O cerne na teoria matemática, que sustenta a acusação infundada de fraude, é um delírio de um sujeito conhecido por fazer acupuntura em plantas usando pregos em lugar de agulhas. Ele jura que funciona. Bolsonaro arrumou um coronel da reserva — sempre o Partido Militar — para vocalizar a bobajada.
CRIMES
Tudo foi de um ridículo tão atroz que tendemos a nos esquecer de que crimes estavam sendo cometidos ali. O presidente não está apenas pondo em dúvida o sistema eleitoral -- "Será que...?" Não!
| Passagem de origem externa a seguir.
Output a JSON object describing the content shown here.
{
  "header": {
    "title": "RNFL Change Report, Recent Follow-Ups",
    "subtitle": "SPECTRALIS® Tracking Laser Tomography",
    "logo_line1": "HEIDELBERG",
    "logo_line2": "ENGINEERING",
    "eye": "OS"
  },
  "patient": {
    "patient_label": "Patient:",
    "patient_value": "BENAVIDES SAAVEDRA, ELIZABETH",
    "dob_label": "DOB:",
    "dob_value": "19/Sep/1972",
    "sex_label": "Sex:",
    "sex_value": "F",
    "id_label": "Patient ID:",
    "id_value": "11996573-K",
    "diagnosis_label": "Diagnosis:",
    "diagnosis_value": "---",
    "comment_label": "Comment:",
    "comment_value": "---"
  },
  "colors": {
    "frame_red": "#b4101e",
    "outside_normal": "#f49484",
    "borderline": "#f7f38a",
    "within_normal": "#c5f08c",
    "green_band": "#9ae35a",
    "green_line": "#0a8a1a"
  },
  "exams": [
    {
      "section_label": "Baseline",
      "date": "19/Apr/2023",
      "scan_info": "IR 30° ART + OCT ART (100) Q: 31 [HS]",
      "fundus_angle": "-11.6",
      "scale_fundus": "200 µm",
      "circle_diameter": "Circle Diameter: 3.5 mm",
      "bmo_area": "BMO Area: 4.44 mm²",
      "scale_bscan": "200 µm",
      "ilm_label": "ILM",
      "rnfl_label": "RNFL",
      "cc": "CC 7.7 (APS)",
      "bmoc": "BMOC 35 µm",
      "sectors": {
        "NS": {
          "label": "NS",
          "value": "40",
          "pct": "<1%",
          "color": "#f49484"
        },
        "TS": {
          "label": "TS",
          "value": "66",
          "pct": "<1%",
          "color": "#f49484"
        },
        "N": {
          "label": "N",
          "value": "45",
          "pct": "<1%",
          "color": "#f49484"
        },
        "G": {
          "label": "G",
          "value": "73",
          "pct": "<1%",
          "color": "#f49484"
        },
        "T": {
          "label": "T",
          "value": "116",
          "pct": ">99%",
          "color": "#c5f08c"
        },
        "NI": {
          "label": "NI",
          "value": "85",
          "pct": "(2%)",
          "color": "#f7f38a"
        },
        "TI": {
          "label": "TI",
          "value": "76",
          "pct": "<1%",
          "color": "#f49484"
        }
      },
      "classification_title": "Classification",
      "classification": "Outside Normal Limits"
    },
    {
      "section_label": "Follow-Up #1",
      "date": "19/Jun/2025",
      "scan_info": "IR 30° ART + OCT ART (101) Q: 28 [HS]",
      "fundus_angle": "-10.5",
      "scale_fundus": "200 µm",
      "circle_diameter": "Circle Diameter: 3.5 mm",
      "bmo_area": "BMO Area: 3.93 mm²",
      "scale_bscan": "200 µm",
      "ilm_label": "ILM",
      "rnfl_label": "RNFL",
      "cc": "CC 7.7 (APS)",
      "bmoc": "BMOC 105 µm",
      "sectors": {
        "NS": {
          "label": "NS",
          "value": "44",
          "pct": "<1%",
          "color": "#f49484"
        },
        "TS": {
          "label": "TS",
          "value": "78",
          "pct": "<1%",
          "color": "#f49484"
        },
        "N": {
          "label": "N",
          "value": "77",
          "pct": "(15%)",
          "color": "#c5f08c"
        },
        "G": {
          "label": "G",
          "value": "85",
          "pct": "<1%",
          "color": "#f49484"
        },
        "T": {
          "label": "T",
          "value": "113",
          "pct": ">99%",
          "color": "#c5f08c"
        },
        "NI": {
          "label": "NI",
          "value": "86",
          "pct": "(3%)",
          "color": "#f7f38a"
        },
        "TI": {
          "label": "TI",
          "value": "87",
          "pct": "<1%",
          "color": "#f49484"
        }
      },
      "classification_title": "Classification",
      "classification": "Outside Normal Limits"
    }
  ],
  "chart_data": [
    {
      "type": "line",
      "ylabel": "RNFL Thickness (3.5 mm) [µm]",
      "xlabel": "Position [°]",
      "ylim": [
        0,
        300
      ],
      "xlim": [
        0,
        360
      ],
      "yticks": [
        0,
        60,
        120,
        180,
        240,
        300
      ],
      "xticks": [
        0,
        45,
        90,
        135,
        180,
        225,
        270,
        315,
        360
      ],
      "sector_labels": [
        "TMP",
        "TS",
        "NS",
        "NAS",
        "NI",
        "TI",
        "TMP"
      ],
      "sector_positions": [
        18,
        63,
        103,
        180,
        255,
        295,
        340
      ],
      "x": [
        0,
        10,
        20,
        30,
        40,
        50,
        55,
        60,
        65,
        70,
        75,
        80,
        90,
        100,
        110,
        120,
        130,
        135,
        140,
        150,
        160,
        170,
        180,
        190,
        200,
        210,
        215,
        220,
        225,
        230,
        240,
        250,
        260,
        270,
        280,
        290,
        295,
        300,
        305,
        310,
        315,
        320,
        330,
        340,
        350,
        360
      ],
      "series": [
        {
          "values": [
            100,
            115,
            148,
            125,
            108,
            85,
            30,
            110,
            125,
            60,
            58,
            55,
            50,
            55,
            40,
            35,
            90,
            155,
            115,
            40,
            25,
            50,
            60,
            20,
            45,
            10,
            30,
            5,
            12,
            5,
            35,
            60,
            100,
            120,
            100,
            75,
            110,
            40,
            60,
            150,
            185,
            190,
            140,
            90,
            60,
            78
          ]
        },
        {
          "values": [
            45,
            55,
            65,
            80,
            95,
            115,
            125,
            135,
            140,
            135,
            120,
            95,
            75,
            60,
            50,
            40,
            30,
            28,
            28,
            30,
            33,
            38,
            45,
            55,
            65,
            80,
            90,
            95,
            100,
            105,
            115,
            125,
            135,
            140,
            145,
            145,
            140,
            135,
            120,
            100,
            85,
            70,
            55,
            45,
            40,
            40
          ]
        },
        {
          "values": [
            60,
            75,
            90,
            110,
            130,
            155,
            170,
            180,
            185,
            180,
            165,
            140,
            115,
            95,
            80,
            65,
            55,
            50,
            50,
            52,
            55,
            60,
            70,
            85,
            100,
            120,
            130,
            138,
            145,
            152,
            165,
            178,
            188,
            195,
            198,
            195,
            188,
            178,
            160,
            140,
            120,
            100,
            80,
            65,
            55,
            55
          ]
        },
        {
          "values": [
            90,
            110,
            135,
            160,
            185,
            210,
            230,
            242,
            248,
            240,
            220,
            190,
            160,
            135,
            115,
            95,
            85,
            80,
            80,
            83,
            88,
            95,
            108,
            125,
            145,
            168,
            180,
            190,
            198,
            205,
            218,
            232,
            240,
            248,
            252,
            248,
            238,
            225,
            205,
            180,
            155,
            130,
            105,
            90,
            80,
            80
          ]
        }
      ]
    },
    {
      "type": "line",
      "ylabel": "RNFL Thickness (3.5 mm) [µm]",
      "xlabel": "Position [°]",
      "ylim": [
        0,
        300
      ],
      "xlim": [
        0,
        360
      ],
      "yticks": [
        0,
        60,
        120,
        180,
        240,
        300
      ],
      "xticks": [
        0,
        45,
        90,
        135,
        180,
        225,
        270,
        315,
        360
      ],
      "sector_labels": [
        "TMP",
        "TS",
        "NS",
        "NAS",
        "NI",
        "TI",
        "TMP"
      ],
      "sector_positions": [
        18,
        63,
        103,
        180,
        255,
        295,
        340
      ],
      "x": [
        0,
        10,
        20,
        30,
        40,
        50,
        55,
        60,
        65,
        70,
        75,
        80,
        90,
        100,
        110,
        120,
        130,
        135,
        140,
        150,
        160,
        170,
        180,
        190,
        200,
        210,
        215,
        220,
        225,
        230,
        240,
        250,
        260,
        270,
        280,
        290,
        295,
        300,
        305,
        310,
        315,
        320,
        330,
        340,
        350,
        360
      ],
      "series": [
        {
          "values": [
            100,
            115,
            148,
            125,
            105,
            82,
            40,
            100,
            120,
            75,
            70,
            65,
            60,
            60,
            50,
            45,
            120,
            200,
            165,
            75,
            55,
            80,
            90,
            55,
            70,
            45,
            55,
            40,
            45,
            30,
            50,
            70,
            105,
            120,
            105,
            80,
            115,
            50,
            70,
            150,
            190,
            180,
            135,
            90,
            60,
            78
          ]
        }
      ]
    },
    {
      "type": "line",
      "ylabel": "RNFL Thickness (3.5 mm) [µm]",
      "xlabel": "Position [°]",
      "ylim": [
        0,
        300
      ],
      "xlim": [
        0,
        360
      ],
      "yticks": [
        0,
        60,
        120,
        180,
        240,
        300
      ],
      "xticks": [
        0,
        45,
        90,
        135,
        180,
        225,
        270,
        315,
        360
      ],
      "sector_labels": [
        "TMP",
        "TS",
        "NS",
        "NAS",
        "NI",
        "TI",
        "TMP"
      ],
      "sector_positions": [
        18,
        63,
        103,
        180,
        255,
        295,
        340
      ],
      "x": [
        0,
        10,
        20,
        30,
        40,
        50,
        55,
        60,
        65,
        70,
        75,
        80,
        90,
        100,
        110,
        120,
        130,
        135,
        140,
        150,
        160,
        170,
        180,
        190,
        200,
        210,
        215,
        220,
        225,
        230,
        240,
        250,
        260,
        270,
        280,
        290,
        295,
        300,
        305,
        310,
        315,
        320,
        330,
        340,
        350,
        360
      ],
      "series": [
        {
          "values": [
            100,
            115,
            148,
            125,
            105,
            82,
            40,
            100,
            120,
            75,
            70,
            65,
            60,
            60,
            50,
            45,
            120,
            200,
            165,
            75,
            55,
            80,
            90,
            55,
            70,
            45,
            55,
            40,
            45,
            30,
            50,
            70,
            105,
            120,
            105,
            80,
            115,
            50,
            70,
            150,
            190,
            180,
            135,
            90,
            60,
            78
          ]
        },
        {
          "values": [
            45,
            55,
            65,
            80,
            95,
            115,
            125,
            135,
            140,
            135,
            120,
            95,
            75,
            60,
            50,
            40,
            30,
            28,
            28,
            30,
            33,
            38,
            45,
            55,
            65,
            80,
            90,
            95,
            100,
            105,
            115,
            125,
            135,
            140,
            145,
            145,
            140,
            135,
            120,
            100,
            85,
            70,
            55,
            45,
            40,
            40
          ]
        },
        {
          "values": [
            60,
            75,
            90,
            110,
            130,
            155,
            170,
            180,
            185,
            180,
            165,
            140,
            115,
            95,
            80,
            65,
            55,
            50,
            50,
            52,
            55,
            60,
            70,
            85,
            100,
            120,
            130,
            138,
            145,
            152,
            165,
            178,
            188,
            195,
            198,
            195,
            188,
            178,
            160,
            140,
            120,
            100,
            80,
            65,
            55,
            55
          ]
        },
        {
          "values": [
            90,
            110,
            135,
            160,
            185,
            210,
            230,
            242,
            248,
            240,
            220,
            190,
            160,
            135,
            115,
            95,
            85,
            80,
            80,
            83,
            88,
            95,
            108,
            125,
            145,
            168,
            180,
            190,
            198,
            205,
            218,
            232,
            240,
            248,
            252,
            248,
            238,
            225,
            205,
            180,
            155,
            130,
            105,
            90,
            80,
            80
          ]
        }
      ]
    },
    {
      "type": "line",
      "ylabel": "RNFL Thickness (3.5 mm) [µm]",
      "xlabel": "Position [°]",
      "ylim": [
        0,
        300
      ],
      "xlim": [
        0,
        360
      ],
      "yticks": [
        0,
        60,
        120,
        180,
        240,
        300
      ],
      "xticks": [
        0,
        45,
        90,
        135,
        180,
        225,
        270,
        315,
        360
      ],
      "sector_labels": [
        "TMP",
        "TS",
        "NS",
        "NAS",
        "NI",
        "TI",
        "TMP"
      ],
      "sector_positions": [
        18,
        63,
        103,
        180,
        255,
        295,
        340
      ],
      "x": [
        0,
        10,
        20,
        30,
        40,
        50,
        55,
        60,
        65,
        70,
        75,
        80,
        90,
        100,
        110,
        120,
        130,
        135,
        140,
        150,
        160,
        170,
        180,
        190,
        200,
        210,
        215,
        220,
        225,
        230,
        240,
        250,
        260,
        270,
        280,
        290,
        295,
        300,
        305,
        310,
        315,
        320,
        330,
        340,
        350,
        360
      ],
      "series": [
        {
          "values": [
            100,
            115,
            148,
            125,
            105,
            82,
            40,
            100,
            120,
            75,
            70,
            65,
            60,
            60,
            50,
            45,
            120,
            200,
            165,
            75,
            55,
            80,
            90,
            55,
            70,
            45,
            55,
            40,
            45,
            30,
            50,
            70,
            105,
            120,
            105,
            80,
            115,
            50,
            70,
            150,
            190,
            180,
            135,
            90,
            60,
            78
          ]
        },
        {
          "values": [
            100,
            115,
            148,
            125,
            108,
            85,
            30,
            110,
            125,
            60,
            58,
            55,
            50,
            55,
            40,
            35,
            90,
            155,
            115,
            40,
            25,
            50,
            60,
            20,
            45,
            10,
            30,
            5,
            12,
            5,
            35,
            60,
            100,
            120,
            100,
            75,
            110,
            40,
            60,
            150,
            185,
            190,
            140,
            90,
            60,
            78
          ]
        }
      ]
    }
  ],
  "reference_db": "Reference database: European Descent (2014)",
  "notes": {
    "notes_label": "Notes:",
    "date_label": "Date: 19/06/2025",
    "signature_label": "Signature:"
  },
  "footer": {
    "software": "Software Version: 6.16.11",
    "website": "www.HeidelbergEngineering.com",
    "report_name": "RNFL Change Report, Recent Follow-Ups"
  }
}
Ele assevera a existência de duas fraudes, leva muita gente a acreditar que dois tribunais -- TSE e STF -- participam de um complô para fraudar a vontade do eleitor e acusa essa conspiração de beneficiar um candidato: no caso, Lula. O mesmo que, ora vejam, o derrotaria por larga margem se a eleição fosse hoje.
Mais cedo, antes da live, o presidente já havia acusado, aí abertamente, o STF de ter agido em favor do petista para elegê-lo presidente da República. E, até agora, o procurador-geral da República olha para o outro lado.
CONVOCAÇÃO PARA PROTESTOS
É claro que Bolsonaro sabia não ter nada em mãos. Com a anúncio, quis apenas usar uma audiência ampliada para convocar pessoas para a manifestação em favor do voto impresso neste domingo. Ali estava mobilizada parte da estrutura do governo federal, com transmissão pela TV Brasil, para propagandear uma tese que não é de interesse público. Empregava a máquina para atender a interesses pessoais do mandatário: improbidade administrativa na veia.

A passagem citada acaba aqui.